Common reservoir-characterization pitfalls
- Cherry-picking attributes. The interpreter tries every attribute until they find one that "shows" the desired anomaly. With dozens of attributes, you can almost always find SOMETHING that matches your hypothesis. Discipline: pick the attributes you'll use BEFORE you look at the result, based on the geological hypothesis. Document the choice.
- Confirmation bias. An interpretation that found one DHI tends to find more, because the interpreter is now looking for support. Counter: actively search for evidence against the hypothesis. What would FALSIFY this interpretation? Look for that.
- Confusing tuning with hydrocarbons. The single most common mistake. A tuned thin bed produces amplitude effects that mimic gas. Always check thickness via spectral decomposition or, ideally, well control.
- Trusting attributes over wells. A bright spot that disagrees with a nearby well is almost always wrong (the well is much closer to ground truth than the seismic). The exception is when the well is far enough away that lateral facies changes can plausibly explain the discrepancy. Be honest about the well distance.
- Acquisition footprint masquerading as geology. Stripey amplitude or coherence patterns aligned with the acquisition shoot direction are almost certainly footprint, not geology. Always check this before reporting an anomaly.
- Ignoring uncertainty. Every attribute has a confidence; every map has zones where the data is good and zones where it isn't. Communicating uncertainty (e.g. confidence intervals on net pay, or "high-risk vs low-risk parts of the reservoir") is what distinguishes mature interpretation from naive overconfidence.
Closing Part 6
You now have the complete attribute toolkit:
- Amplitude attributes (§6.1) for "how loud is the reflectivity here"
- Frequency attributes (§6.2) for "what spectral colour is the wavelet"
- Geometric attributes (§6.3) for "how is the reflector tilted and bending"
- Coherence (§6.4) for "how similar to neighbours"
- Multi-attribute combination (§6.5) for integrating three at once into a colour image
- Horizon-gated maps (this section) for converting volumes into reservoir-delivery maps
Combined with the structural interpretation tools from Part 2 (horizons, faults, QC), this closes the foundational loop of post-stack quantitative interpretation. From here, the next stages of an interpreter's training go in two directions:
- Quantitative depth: rock physics (Part 5), AVO, pre-stack inversion, geomechanics. These extend the interpretive framework to predict ROCK properties from SEISMIC properties.
- Geological breadth: stratigraphic interpretation (Part 4), structural geology in depth (Part 3), basin analysis. These extend the interpretive framework to predict where the rock came from and how it ended up where it is.

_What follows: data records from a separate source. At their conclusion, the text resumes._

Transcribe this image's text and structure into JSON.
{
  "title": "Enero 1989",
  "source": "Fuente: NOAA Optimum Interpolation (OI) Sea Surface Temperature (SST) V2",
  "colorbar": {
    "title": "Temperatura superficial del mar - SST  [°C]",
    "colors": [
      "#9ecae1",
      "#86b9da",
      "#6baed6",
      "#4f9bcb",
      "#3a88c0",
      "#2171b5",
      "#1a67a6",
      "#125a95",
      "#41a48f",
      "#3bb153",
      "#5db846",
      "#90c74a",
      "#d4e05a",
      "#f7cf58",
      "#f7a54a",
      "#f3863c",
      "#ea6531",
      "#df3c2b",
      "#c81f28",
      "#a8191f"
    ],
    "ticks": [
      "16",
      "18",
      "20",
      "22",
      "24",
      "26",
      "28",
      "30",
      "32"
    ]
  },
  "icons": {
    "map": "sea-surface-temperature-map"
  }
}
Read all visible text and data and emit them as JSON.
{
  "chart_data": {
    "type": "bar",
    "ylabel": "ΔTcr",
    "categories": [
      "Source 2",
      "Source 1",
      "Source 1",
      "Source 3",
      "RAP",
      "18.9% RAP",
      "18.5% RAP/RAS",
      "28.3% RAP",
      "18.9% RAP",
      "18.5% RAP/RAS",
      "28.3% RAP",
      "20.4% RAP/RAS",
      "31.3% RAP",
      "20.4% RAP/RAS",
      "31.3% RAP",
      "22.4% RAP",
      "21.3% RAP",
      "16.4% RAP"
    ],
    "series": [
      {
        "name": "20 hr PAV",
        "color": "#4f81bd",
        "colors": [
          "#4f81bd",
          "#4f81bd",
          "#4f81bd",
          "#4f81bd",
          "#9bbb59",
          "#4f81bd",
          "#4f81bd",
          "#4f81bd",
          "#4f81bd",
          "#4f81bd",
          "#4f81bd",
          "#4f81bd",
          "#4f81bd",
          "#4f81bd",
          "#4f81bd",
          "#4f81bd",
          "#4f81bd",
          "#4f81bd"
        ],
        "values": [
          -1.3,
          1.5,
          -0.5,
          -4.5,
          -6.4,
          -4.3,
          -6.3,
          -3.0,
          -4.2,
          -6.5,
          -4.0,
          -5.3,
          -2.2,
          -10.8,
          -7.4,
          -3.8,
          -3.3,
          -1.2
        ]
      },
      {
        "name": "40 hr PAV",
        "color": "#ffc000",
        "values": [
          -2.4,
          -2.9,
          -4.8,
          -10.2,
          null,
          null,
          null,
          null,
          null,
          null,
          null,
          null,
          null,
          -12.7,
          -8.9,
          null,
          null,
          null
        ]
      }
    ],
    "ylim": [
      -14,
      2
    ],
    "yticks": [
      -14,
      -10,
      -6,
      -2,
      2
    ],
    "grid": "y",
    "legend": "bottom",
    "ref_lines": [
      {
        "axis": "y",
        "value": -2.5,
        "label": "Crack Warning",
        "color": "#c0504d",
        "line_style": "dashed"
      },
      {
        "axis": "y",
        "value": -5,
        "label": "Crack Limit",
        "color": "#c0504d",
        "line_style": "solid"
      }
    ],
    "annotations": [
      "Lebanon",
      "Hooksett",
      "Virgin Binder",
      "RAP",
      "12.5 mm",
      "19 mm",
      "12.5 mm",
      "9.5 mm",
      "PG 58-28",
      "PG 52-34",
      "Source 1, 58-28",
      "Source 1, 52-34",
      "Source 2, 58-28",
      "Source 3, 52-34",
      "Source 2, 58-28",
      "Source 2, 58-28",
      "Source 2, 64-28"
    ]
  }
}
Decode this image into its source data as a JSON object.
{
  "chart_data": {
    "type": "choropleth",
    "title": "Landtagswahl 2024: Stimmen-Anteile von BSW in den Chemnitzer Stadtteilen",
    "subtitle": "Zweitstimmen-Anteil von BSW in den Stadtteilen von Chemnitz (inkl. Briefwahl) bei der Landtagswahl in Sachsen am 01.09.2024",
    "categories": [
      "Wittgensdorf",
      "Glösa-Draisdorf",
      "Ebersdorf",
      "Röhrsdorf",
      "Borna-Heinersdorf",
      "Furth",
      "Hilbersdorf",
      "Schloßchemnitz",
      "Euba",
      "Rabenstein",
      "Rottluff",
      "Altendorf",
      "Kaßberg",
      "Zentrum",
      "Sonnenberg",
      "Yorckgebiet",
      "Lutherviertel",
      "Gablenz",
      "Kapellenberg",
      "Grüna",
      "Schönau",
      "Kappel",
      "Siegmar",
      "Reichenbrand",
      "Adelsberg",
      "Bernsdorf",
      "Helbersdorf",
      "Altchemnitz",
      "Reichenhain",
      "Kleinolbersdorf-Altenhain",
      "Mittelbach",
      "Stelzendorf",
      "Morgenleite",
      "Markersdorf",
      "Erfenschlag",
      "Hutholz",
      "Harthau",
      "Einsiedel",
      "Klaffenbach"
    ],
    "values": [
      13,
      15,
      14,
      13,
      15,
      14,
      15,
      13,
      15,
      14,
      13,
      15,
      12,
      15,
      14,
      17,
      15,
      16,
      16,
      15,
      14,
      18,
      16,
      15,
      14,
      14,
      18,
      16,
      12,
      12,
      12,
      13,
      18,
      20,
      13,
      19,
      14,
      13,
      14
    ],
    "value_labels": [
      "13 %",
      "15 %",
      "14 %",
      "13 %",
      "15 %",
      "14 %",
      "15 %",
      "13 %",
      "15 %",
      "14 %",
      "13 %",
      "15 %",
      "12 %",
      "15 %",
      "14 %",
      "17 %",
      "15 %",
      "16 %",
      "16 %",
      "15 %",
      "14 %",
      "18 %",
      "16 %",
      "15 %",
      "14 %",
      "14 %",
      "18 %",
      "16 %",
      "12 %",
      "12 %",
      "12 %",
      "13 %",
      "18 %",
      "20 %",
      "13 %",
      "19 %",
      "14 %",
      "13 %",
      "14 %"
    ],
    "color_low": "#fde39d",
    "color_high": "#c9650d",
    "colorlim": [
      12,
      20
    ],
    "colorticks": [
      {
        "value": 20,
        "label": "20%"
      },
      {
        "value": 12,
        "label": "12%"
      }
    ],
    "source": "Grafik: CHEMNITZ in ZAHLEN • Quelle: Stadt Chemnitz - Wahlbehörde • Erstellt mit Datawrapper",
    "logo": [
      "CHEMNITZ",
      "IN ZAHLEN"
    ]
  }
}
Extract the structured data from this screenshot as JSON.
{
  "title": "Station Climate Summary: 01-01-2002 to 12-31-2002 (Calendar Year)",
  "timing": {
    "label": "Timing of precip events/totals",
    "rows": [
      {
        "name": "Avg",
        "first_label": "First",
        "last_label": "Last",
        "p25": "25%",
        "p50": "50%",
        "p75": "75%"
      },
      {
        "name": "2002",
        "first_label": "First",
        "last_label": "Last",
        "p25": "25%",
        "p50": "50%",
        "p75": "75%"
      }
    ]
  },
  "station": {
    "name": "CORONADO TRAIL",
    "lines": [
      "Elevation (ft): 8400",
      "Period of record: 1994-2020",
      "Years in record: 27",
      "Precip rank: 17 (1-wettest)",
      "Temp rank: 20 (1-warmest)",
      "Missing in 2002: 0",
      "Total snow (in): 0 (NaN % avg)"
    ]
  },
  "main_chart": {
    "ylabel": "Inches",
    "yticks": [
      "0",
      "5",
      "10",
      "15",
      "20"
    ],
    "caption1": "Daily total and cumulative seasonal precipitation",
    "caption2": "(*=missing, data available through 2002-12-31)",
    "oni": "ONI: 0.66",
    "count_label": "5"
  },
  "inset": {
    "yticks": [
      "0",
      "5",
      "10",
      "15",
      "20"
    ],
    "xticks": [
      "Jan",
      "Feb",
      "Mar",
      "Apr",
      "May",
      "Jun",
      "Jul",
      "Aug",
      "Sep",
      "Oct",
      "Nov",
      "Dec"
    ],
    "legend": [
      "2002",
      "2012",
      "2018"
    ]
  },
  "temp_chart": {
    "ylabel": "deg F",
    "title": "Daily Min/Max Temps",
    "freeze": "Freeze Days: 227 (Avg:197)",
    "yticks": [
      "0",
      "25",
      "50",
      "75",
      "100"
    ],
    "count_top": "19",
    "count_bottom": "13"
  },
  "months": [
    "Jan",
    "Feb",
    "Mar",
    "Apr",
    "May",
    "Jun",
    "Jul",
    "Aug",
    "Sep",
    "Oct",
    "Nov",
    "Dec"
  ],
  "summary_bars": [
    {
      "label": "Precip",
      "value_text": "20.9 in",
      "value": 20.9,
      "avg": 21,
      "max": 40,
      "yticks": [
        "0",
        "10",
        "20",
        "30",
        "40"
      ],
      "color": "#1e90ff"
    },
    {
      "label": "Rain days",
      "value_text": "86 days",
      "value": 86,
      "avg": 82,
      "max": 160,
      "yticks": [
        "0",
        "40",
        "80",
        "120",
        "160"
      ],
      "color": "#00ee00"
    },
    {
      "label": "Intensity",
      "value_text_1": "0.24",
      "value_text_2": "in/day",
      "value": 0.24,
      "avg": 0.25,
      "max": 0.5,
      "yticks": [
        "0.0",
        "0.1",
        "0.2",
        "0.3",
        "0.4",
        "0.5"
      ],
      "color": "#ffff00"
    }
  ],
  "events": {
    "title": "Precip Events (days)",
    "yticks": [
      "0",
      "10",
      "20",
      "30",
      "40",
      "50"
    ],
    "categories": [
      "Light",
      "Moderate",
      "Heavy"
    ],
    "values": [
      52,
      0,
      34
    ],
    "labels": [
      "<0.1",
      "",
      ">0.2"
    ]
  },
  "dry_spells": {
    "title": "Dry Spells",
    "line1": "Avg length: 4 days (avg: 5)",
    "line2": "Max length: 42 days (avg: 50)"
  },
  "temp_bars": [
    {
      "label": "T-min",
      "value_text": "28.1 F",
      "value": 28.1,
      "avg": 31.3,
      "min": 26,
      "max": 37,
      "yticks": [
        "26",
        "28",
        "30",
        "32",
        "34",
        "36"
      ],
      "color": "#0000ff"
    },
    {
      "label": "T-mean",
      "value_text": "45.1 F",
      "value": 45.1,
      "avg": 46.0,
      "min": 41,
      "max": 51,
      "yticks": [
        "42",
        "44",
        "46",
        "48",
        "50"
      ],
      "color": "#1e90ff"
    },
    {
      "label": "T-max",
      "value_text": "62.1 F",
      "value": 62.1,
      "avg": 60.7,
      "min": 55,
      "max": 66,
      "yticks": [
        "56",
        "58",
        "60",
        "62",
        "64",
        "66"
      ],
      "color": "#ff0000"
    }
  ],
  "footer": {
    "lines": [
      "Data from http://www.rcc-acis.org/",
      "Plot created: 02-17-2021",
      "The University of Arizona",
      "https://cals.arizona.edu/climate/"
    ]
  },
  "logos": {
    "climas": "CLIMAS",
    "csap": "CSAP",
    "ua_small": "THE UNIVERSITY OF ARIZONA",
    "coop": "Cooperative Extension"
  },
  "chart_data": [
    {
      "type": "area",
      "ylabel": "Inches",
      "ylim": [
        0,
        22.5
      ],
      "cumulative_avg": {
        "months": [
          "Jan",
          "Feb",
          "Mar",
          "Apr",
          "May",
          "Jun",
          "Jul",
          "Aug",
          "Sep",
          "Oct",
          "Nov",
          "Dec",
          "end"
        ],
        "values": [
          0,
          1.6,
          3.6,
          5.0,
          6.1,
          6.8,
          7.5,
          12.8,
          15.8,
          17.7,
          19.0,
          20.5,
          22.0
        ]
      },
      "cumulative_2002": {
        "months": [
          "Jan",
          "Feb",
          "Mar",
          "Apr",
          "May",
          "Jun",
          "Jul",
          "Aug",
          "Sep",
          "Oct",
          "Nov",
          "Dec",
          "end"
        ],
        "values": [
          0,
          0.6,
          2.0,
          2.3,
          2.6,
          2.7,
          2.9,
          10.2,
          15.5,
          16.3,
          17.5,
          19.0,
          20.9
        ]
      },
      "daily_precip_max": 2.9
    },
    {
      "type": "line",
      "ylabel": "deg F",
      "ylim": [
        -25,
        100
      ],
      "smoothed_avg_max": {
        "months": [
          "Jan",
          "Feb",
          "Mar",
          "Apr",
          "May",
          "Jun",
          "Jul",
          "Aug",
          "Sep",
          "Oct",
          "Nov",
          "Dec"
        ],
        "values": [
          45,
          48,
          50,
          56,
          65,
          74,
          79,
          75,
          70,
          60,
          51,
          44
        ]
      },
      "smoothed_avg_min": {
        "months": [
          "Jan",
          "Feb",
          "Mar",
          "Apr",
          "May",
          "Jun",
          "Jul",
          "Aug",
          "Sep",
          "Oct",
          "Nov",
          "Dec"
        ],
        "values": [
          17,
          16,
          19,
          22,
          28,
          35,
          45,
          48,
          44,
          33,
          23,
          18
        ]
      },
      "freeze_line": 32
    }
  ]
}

Part 6 is one foundational block in the larger interpretive curriculum. Whatever you build next, you have what you need to read what a seismic volume is telling you.
References
- Chopra, S., & Marfurt, K. J. (2007). Seismic Attributes for Prospect Identification and Reservoir Characterization. Society of Exploration Geophysicists.
- Chopra, S., & Marfurt, K. J. (2014). Seismic attributes — a promising aid for geologic prediction. CSEG Recorder.
- Marfurt, K. J., Kirlin, R. L., Farmer, S. L., & Bahorich, M. S. (1998). 3-D seismic attributes using a semblance-based coherence algorithm. Geophysics, 63(4), 1150–1165.
- Hilterman, F. (2001). Seismic Amplitude Interpretation. SEG/EAGE Distinguished Instructor Short Course.